The other night I was just drifting off to sleep when the phone rang. It wasn't terribly late by most people's standards--it was about 10:15--but it was late by mine. Boscoe tries to get us up every morning at about 5:20 a.m., and if he doesn't succeed Riley is there by 5:45 to nuzzle us out of bed.

So 10:15 is no time for me to be chatting on the phone. I have come to hate late-night calls, anyway; I remember my parents, when I was growing up, complaining that late-night calls are always bad news, and while that wasn't true in my 20s or 30s, by the time I hit my 40s it was starting to be true. My sister, my dad.

So I lay in the dark and counted the rings and thought, My mother? Doug's mother?

One. Two. Three. Four. Answering machine picks up, and I hear a series of clicks and static, and then a hangup.

I drift off to sleep....almost. The phone rings again. My eyes open. I listen, count. Four rings, answering machine, clicks, static, hangup.

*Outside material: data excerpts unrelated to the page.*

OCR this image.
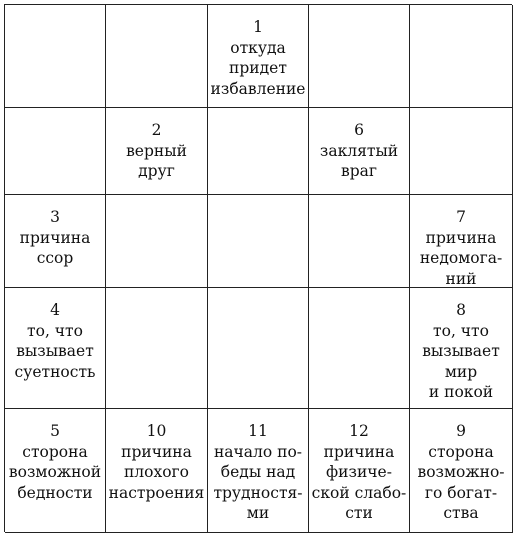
1
откуда
придет
избавление
2
верный
друг
6
заклятый
враг
3
причина
ссор
7
причина
недомога-
ний
4
то, что
вызывает
суетность
8
то, что
вызывает
мир
и покой
5
сторона
возможной
бедности
10
причина
плохого
настроения
11
начало по-
беды над
трудностя-
ми
12
причина
физиче-
ской слабо-
сти
9
сторона
возможно-
го богат-
ства
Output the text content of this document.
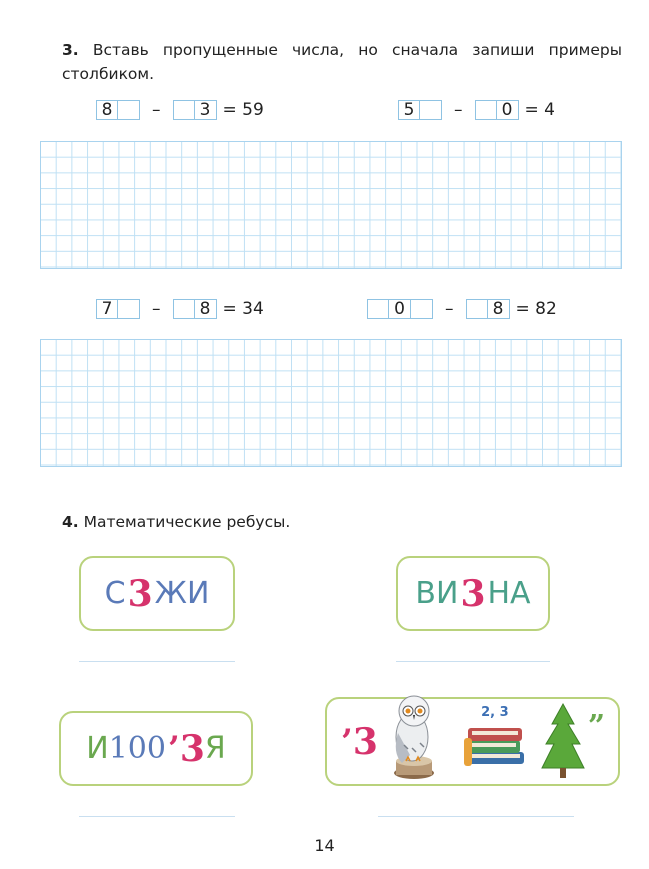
3. Вставь пропущенные числа, но сначала запиши примеры столбиком.
8	– 3 = 59	5	– 0 = 4
7	– 8 = 34	0	– 8 = 82
4. Математические ребусы.
С 3 ЖИ	ВИ 3 НА
И 100 ’ 3 Я	’ 3
2, 3	”
14
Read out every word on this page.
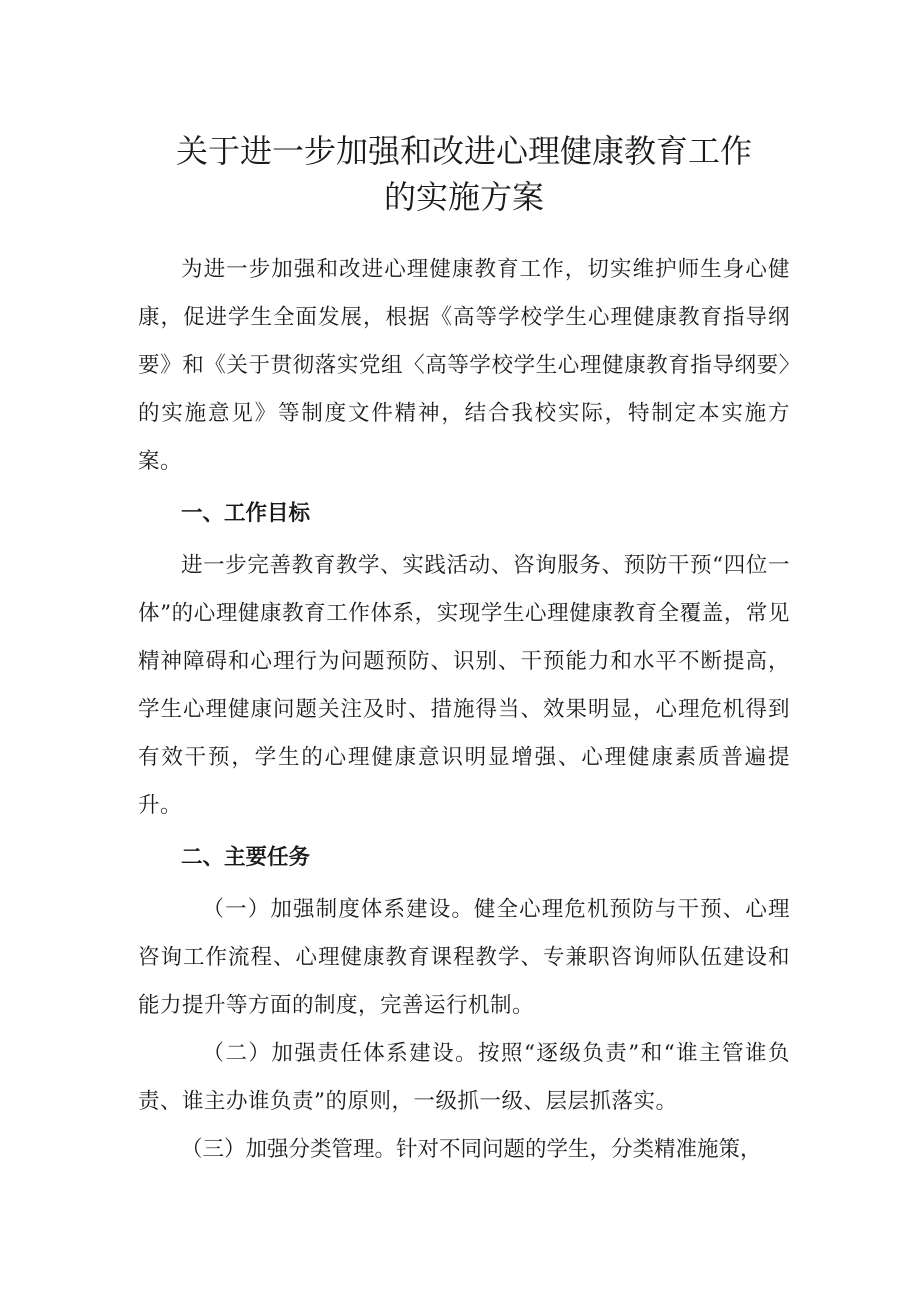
关于进一步加强和改进心理健康教育工作
的实施方案

为进一步加强和改进心理健康教育工作，切实维护师生身心健康，促进学生全面发展，根据《高等学校学生心理健康教育指导纲要》和《关于贯彻落实党组〈高等学校学生心理健康教育指导纲要〉的实施意见》等制度文件精神，结合我校实际，特制定本实施方案。

一、工作目标

进一步完善教育教学、实践活动、咨询服务、预防干预“四位一体”的心理健康教育工作体系，实现学生心理健康教育全覆盖，常见精神障碍和心理行为问题预防、识别、干预能力和水平不断提高，学生心理健康问题关注及时、措施得当、效果明显，心理危机得到有效干预，学生的心理健康意识明显增强、心理健康素质普遍提升。

二、主要任务

（一）加强制度体系建设。健全心理危机预防与干预、心理咨询工作流程、心理健康教育课程教学、专兼职咨询师队伍建设和能力提升等方面的制度，完善运行机制。

（二）加强责任体系建设。按照“逐级负责”和“谁主管谁负责、谁主办谁负责”的原则，一级抓一级、层层抓落实。

（三）加强分类管理。针对不同问题的学生，分类精准施策，
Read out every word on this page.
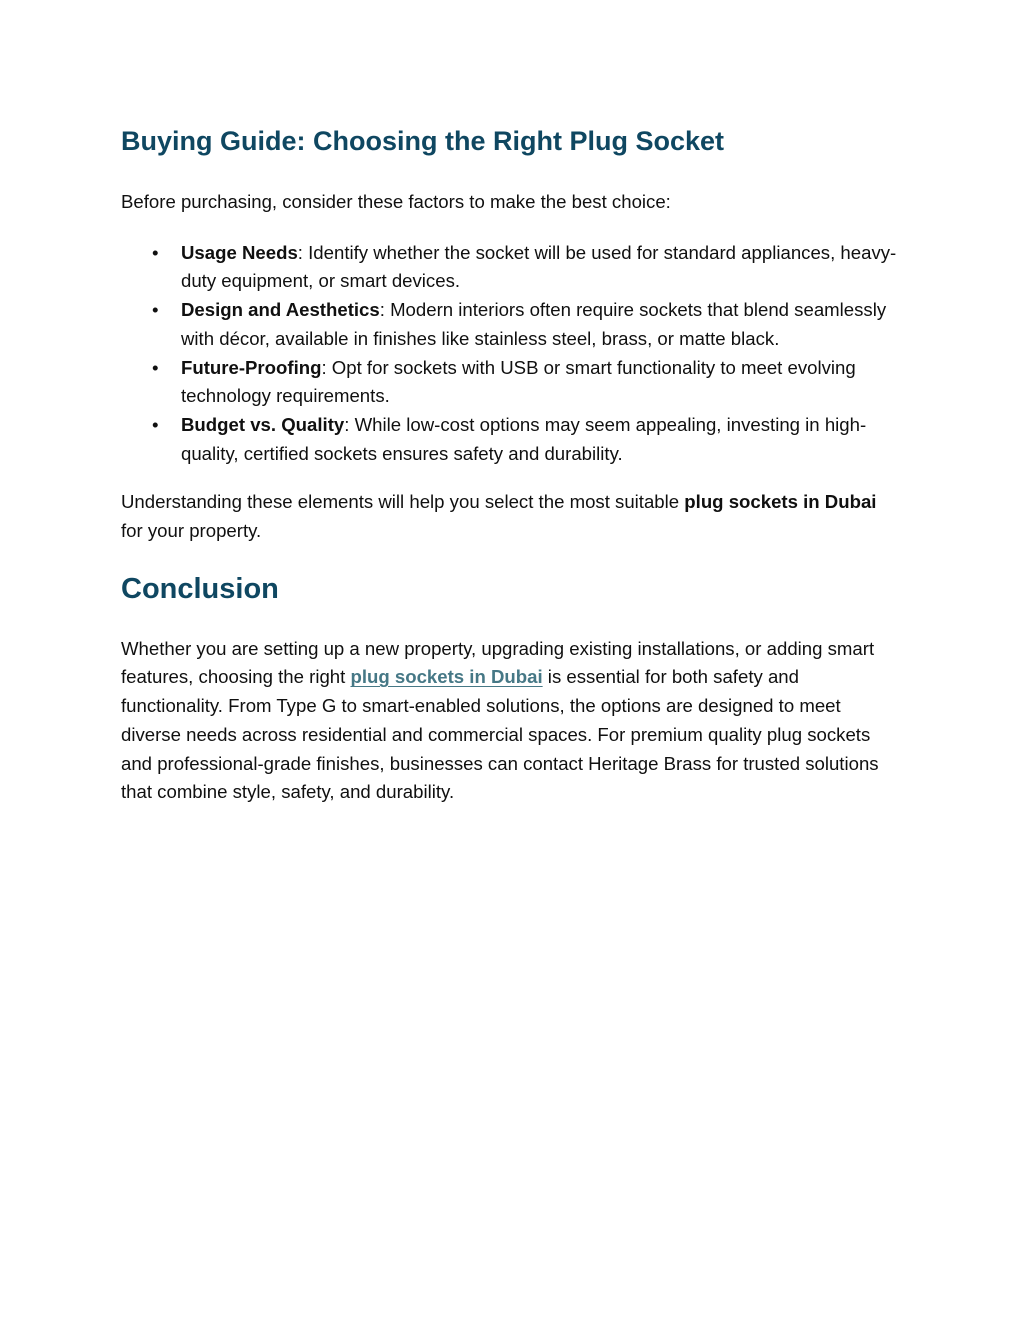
Buying Guide: Choosing the Right Plug Socket

Before purchasing, consider these factors to make the best choice:

• Usage Needs: Identify whether the socket will be used for standard appliances, heavy-duty equipment, or smart devices.
• Design and Aesthetics: Modern interiors often require sockets that blend seamlessly with décor, available in finishes like stainless steel, brass, or matte black.
• Future-Proofing: Opt for sockets with USB or smart functionality to meet evolving technology requirements.
• Budget vs. Quality: While low-cost options may seem appealing, investing in high-quality, certified sockets ensures safety and durability.

Understanding these elements will help you select the most suitable plug sockets in Dubai for your property.

Conclusion

Whether you are setting up a new property, upgrading existing installations, or adding smart features, choosing the right plug sockets in Dubai is essential for both safety and functionality. From Type G to smart-enabled solutions, the options are designed to meet diverse needs across residential and commercial spaces. For premium quality plug sockets and professional-grade finishes, businesses can contact Heritage Brass for trusted solutions that combine style, safety, and durability.
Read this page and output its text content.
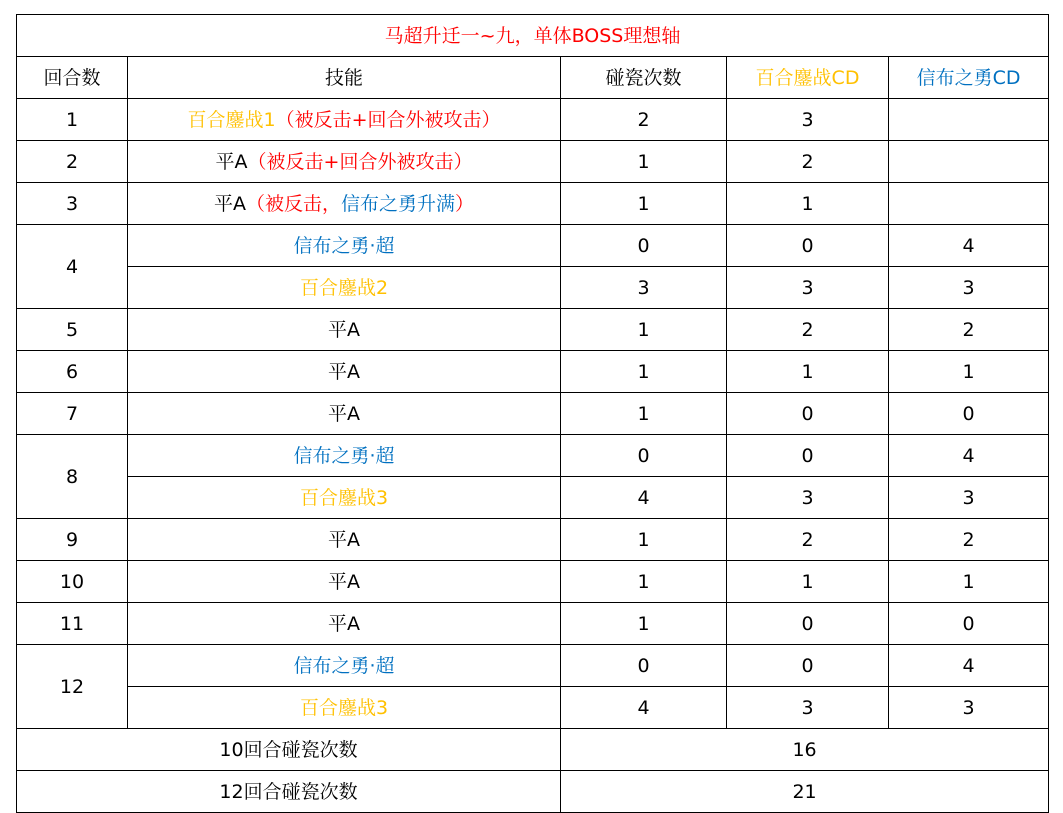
马超升迁一~九，单体BOSS理想轴				
回合数	技能	碰瓷次数	百合鏖战CD	信布之勇CD
1	百合鏖战1（被反击+回合外被攻击）	2	3	
2	平A（被反击+回合外被攻击）	1	2	
3	平A（被反击，信布之勇升满）	1	1	
4	信布之勇·超	0	0	4
	百合鏖战2	3	3	3
5	平A	1	2	2
6	平A	1	1	1
7	平A	1	0	0
8	信布之勇·超	0	0	4
	百合鏖战3	4	3	3
9	平A	1	2	2
10	平A	1	1	1
11	平A	1	0	0
12	信布之勇·超	0	0	4
	百合鏖战3	4	3	3
10回合碰瓷次数		16		
12回合碰瓷次数		21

I am just about to drift off to sleep when, yes, it happens again. These calls are spaced about five or six minutes apart--just far enough apart that I relax in between and am nearly asleep when the next one comes.

With the fourth call, which comes just before 10:30, I have had it. I fly out of bed. I run down the stairs. I grab the phone, which by now is on the clicking and static stage. I know who it is. So do you. It's the immigrant family from the east side of St. Paul, who must have our phone number mistakenly programmed into some device or another, and who call us all the time.

I go in the kitchen and shut the door, because I know that I am going to yell.

I press star 69. It gives me a number--yes, a St. Paul number, that same St. Paul number that I am beginning to recognize--and the machine asks if I would like to call that number. If so, press one. I press one. The line is busy.  The automated voice tells me to press another key if I would like to be alerted when the line is no longer busy. Part of me is saying, calm down, calm down, who knows how much all these fancy phone services will cost?  But instead I press the key and within seconds they have hung up from calling someone else in the middle of the night and their phone rings and they are answering and even as I hear a shaky, confused "Allo?" I am yelling.

Stop calling me. Stop calling me! I am furious. I am frustrated.

Caw-ing? asks the vague voice on the other end, and I do not know if she is on drugs or if I have somehow awakened her, oh irony of ironies, or what, and I am fairly sure that she cannot understand me in any case, but I can't stop yelling.

Stop calling me! You've called me four times! You keep waking me up!

Caw-ing? You?

I yell some more.

I can hear the phone being handed off, and then a small clear child's voice says, politely, "Hello?"

I should not yell, but I do. I yell at this little kid. Stop calling me! Stop calling my house!

There is another baffled silence, and then the child says, quietly, "Sorry."

By then I am hanging up.  I am filled with righteous indignation. I stomp up the stairs. But by the time I am once again lying down in the dark, I am feeling ashamed. I yelled at a little kid. I yelled at a woman who cannot understand my language, who knows only that an angry stranger called her in the middle of the night (well, at 10:30 p.m.) and hollered at her, God knows why.

I keep hearing the sweet, polite, "Sorry," in my head.

Sorry. He said he was sorry!

I lie in the dark, and the phone doesn't ring, and I cannot get to sleep.